Soweit sich der Kläger auch auf den Gesetzentwurf eines Rechtsdienstleistungsgesetzes bezieht, führte dies zu keiner anderen Beurteilung der Sach- und Rechtslage, da dieses Gesetz noch nicht in Kraft ist.

Schließlich führt auch eine gebotene Interessenabwägung nicht zu dem Ergebnis, dass Interessen des Ast. an der Anordnung der aufschiebenden Wirkung das öffentliche Interesse an der sofortigen Vollziehung überwiegen. Wirtschaftliche Interessen kann der Ast. nicht ins Feld führen, da er seine Tätigkeit nach eigenen Angaben ausschließlich unentgeltlich ausübt.

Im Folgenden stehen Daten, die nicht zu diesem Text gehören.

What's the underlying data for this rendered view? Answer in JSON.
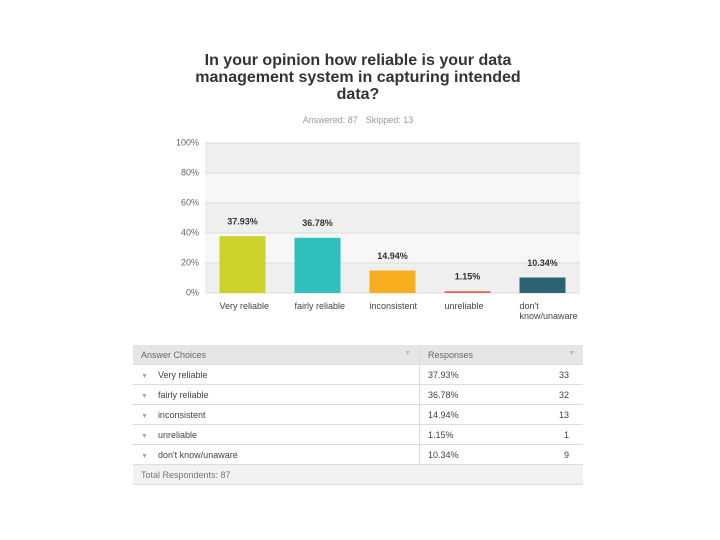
{
  "chart_data": {
    "type": "bar",
    "title": "In your opinion how reliable is your data management system in capturing intended data?",
    "subtitle": [
      "Answered: 87",
      "Skipped: 13"
    ],
    "categories": [
      "Very reliable",
      "fairly reliable",
      "inconsistent",
      "unreliable",
      "don't know/unaware"
    ],
    "values": [
      37.93,
      36.78,
      14.94,
      1.15,
      10.34
    ],
    "value_labels": [
      "37.93%",
      "36.78%",
      "14.94%",
      "1.15%",
      "10.34%"
    ],
    "colors": [
      "#cdd22b",
      "#2fbfbf",
      "#f6ae1f",
      "#e0634a",
      "#2d6272"
    ],
    "ylim": [
      0,
      100
    ],
    "yticks": [
      {
        "value": 0,
        "label": "0%"
      },
      {
        "value": 20,
        "label": "20%"
      },
      {
        "value": 40,
        "label": "40%"
      },
      {
        "value": 60,
        "label": "60%"
      },
      {
        "value": 80,
        "label": "80%"
      },
      {
        "value": 100,
        "label": "100%"
      }
    ],
    "grid": true
  },
  "table": {
    "header": [
      "Answer Choices",
      "Responses"
    ],
    "rows": [
      [
        "Very reliable",
        "37.93%",
        33
      ],
      [
        "fairly reliable",
        "36.78%",
        32
      ],
      [
        "inconsistent",
        "14.94%",
        13
      ],
      [
        "unreliable",
        "1.15%",
        1
      ],
      [
        "don't know/unaware",
        "10.34%",
        9
      ]
    ],
    "footer": "Total Respondents: 87"
  }
}
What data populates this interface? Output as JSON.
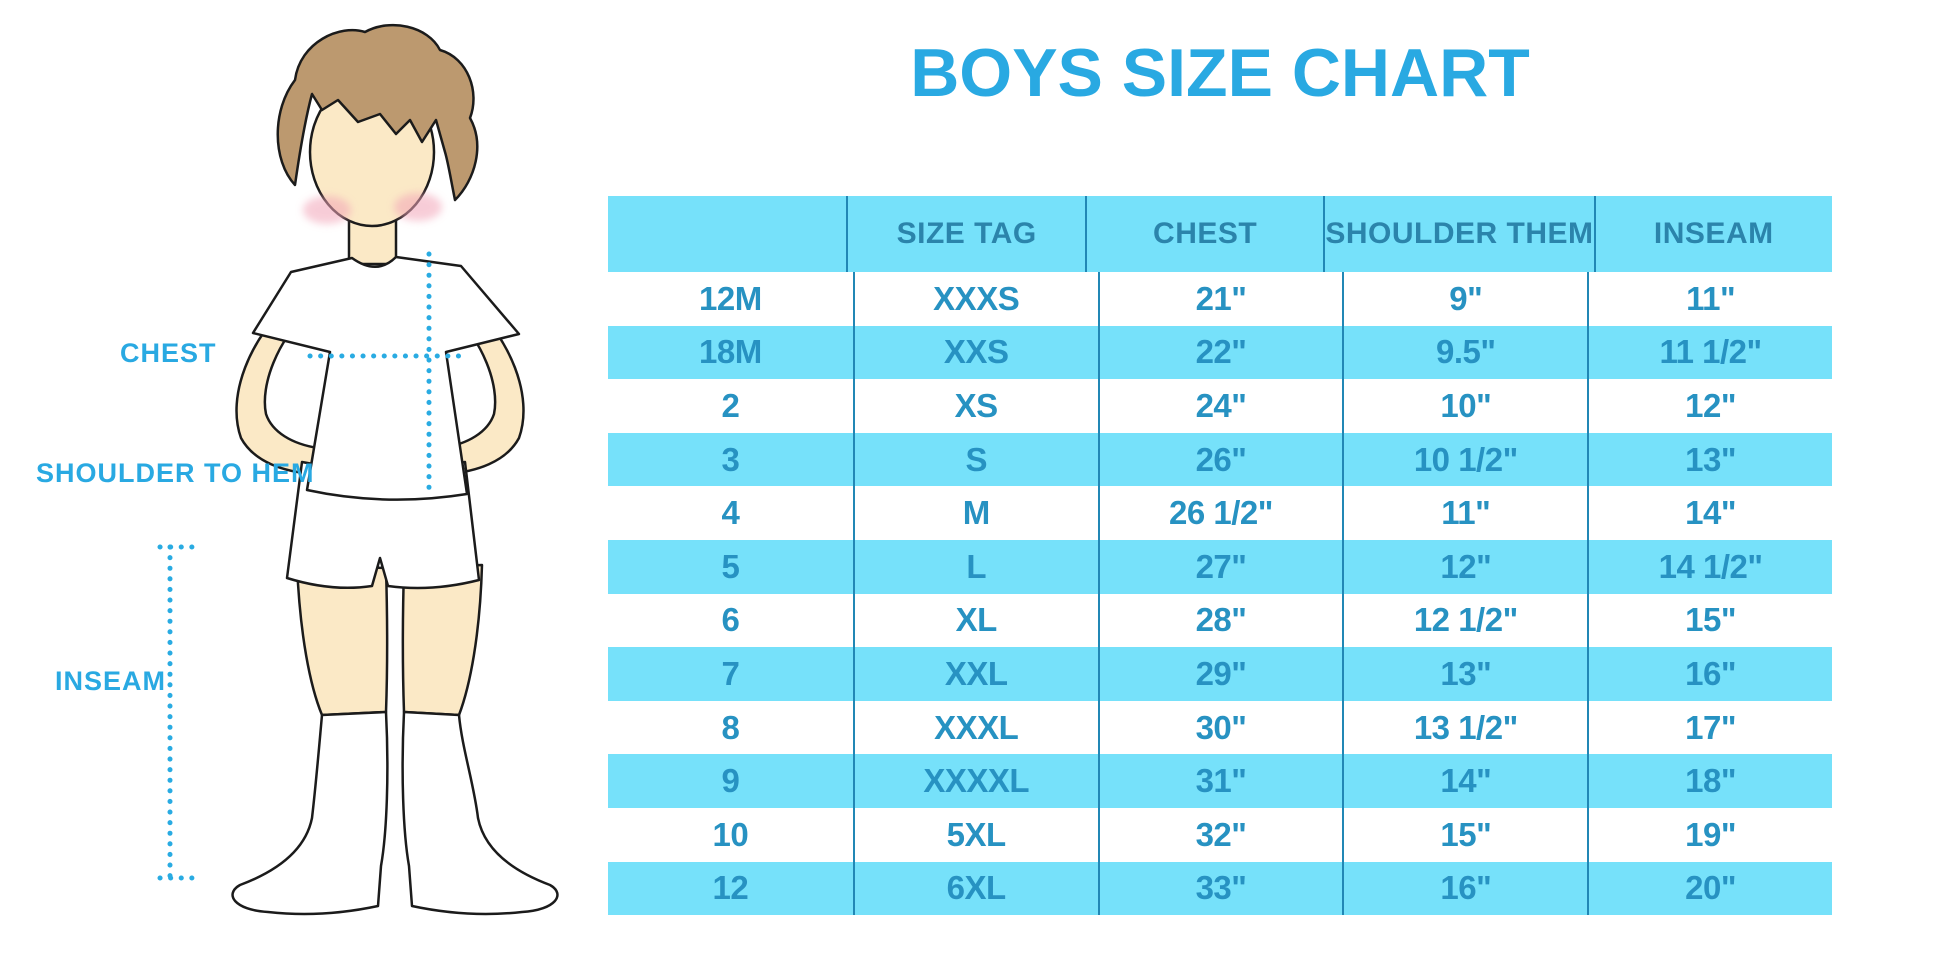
{
  "title": "BOYS SIZE CHART",
  "figure_labels": {
    "chest": "CHEST",
    "shoulder_to_hem": "SHOULDER TO HEM",
    "inseam": "INSEAM"
  },
  "colors": {
    "title-blue": "#29A9E2",
    "label-blue": "#29A9E2",
    "row-cyan": "#76E1FA",
    "line-teal": "#2187B5",
    "header-text": "#2B84AB",
    "cell-text": "#2792C2",
    "dot-cyan": "#29ABE2",
    "hair-brown": "#BC996F",
    "skin": "#FBE9C6",
    "blush-pink": "#F2A4B8"
  },
  "chart_data": {
    "type": "table",
    "title": "BOYS SIZE CHART",
    "columns": [
      "",
      "SIZE TAG",
      "CHEST",
      "SHOULDER THEM",
      "INSEAM"
    ],
    "rows": [
      [
        "12M",
        "XXXS",
        "21\"",
        "9\"",
        "11\""
      ],
      [
        "18M",
        "XXS",
        "22\"",
        "9.5\"",
        "11 1/2\""
      ],
      [
        "2",
        "XS",
        "24\"",
        "10\"",
        "12\""
      ],
      [
        "3",
        "S",
        "26\"",
        "10 1/2\"",
        "13\""
      ],
      [
        "4",
        "M",
        "26 1/2\"",
        "11\"",
        "14\""
      ],
      [
        "5",
        "L",
        "27\"",
        "12\"",
        "14 1/2\""
      ],
      [
        "6",
        "XL",
        "28\"",
        "12 1/2\"",
        "15\""
      ],
      [
        "7",
        "XXL",
        "29\"",
        "13\"",
        "16\""
      ],
      [
        "8",
        "XXXL",
        "30\"",
        "13 1/2\"",
        "17\""
      ],
      [
        "9",
        "XXXXL",
        "31\"",
        "14\"",
        "18\""
      ],
      [
        "10",
        "5XL",
        "32\"",
        "15\"",
        "19\""
      ],
      [
        "12",
        "6XL",
        "33\"",
        "16\"",
        "20\""
      ]
    ],
    "row_striping": "white/cyan alternating, header cyan",
    "legend_position": "none",
    "grid": "vertical separators only"
  }
}
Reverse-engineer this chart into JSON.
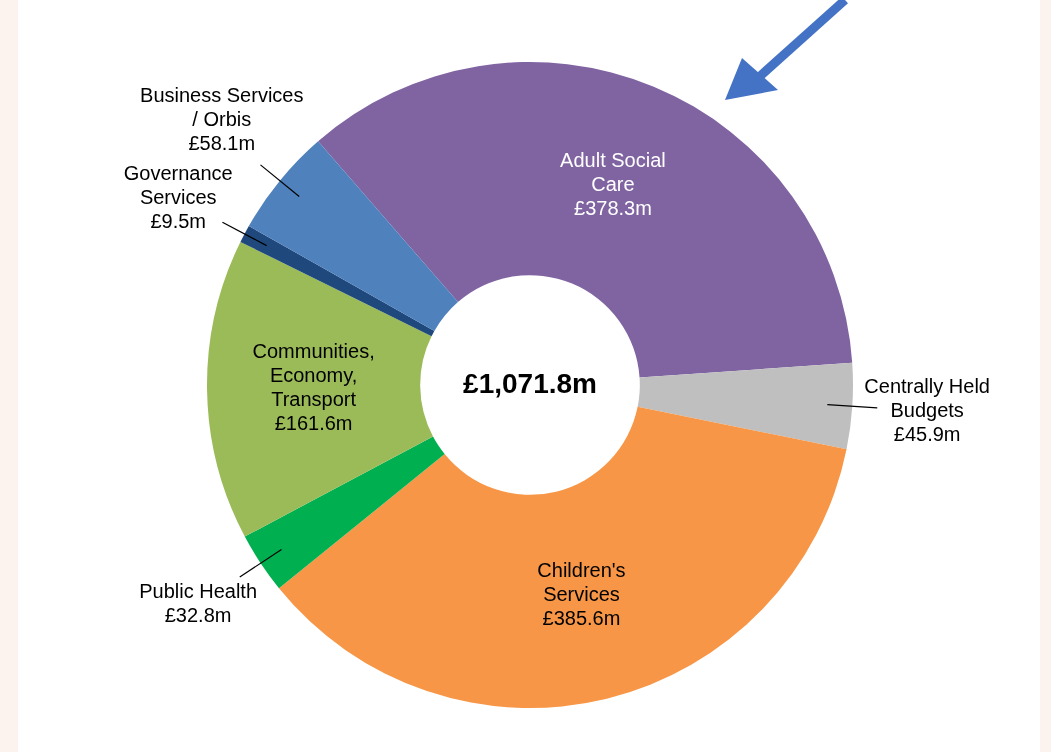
{
  "chart_data": {
    "type": "donut",
    "categories": [
      "Adult Social Care",
      "Centrally Held Budgets",
      "Children's Services",
      "Public Health",
      "Communities, Economy, Transport",
      "Governance Services",
      "Business Services / Orbis"
    ],
    "values": [
      378.3,
      45.9,
      385.6,
      32.8,
      161.6,
      9.5,
      58.1
    ],
    "value_labels": [
      "£378.3m",
      "£45.9m",
      "£385.6m",
      "£32.8m",
      "£161.6m",
      "£9.5m",
      "£58.1m"
    ],
    "colors": [
      "#8064a2",
      "#bfbfbf",
      "#f79646",
      "#00b050",
      "#9bbb59",
      "#1f497d",
      "#4f81bd"
    ],
    "annotations": [
      "£1,071.8m"
    ],
    "legend": false
  }
}
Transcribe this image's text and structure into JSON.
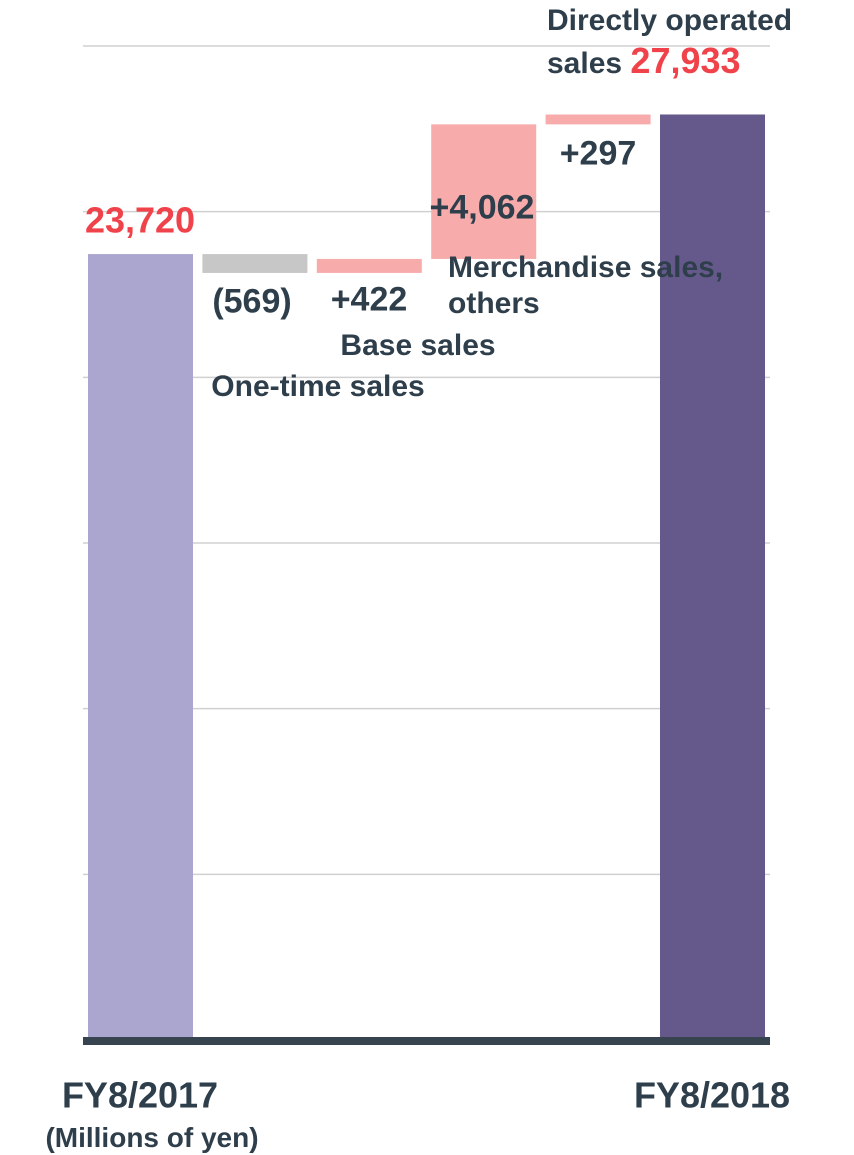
{
  "chart_data": {
    "type": "waterfall",
    "categories": [
      "FY8/2017",
      "One-time sales",
      "Base sales",
      "Merchandise sales, others",
      "Directly operated sales",
      "FY8/2018"
    ],
    "values": [
      23720,
      -569,
      422,
      4062,
      297,
      27933
    ],
    "value_labels": [
      "23,720",
      "(569)",
      "+422",
      "+4,062",
      "+297",
      "27,933"
    ],
    "colors": [
      "#aba6cf",
      "#c7c7c7",
      "#f7abab",
      "#f7abab",
      "#f7abab",
      "#65598c"
    ],
    "unit_label": "(Millions of yen)",
    "ylim": [
      0,
      30000
    ],
    "yticks": [
      0,
      5000,
      10000,
      15000,
      20000,
      25000,
      30000
    ],
    "grid": true
  }
}
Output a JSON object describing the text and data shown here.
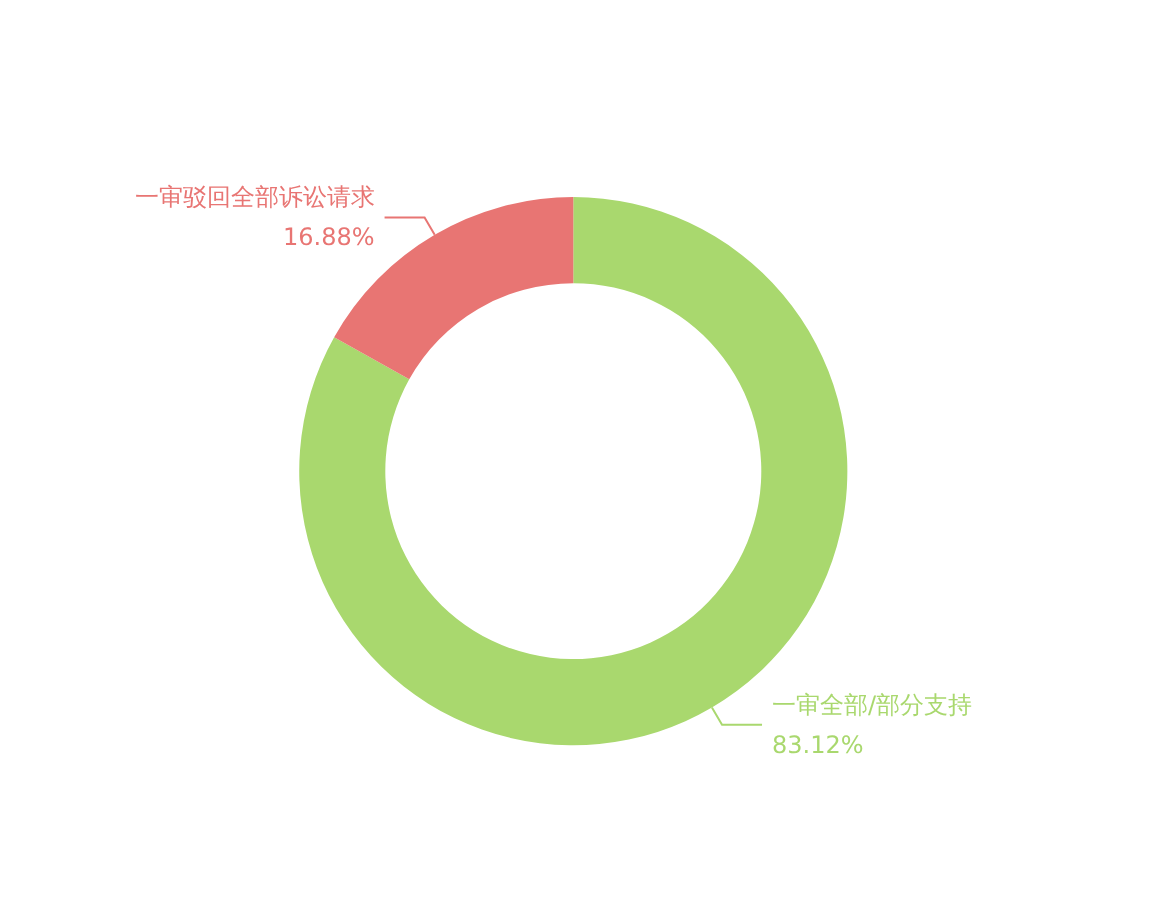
{
  "chart_data": {
    "type": "donut",
    "categories": [
      "一审全部/部分支持",
      "一审驳回全部诉讼请求"
    ],
    "values": [
      83.12,
      16.88
    ],
    "colors": [
      "#a9d86e",
      "#e87573"
    ],
    "value_labels": [
      "83.12%",
      "16.88%"
    ],
    "legend": false
  }
}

Die Kostenentscheidung folgt aus § 197a Abs. 1 Satz 1 SGG i.V.m. §§ 154 Abs. 1, 161 Abs. 1, 162 Abs. 1 VwGO. Die Entscheidung über den Streitwert beruht auf § 197a Abs. 1 Satz 1 SGG i.V.m. §§ 3 Abs. 1, 52 Abs. 1 und 2 Gerichtskostengesetz - GKG. Da es sich um ein Verfahren des vorläufigen Rechtsschutzes handelt, ist es sachgerecht und angemessen, nur die Häfte des Regelstreitwerts von 5.000,00 EUR, also 2.500,00 EUR zu Grunde zu legen.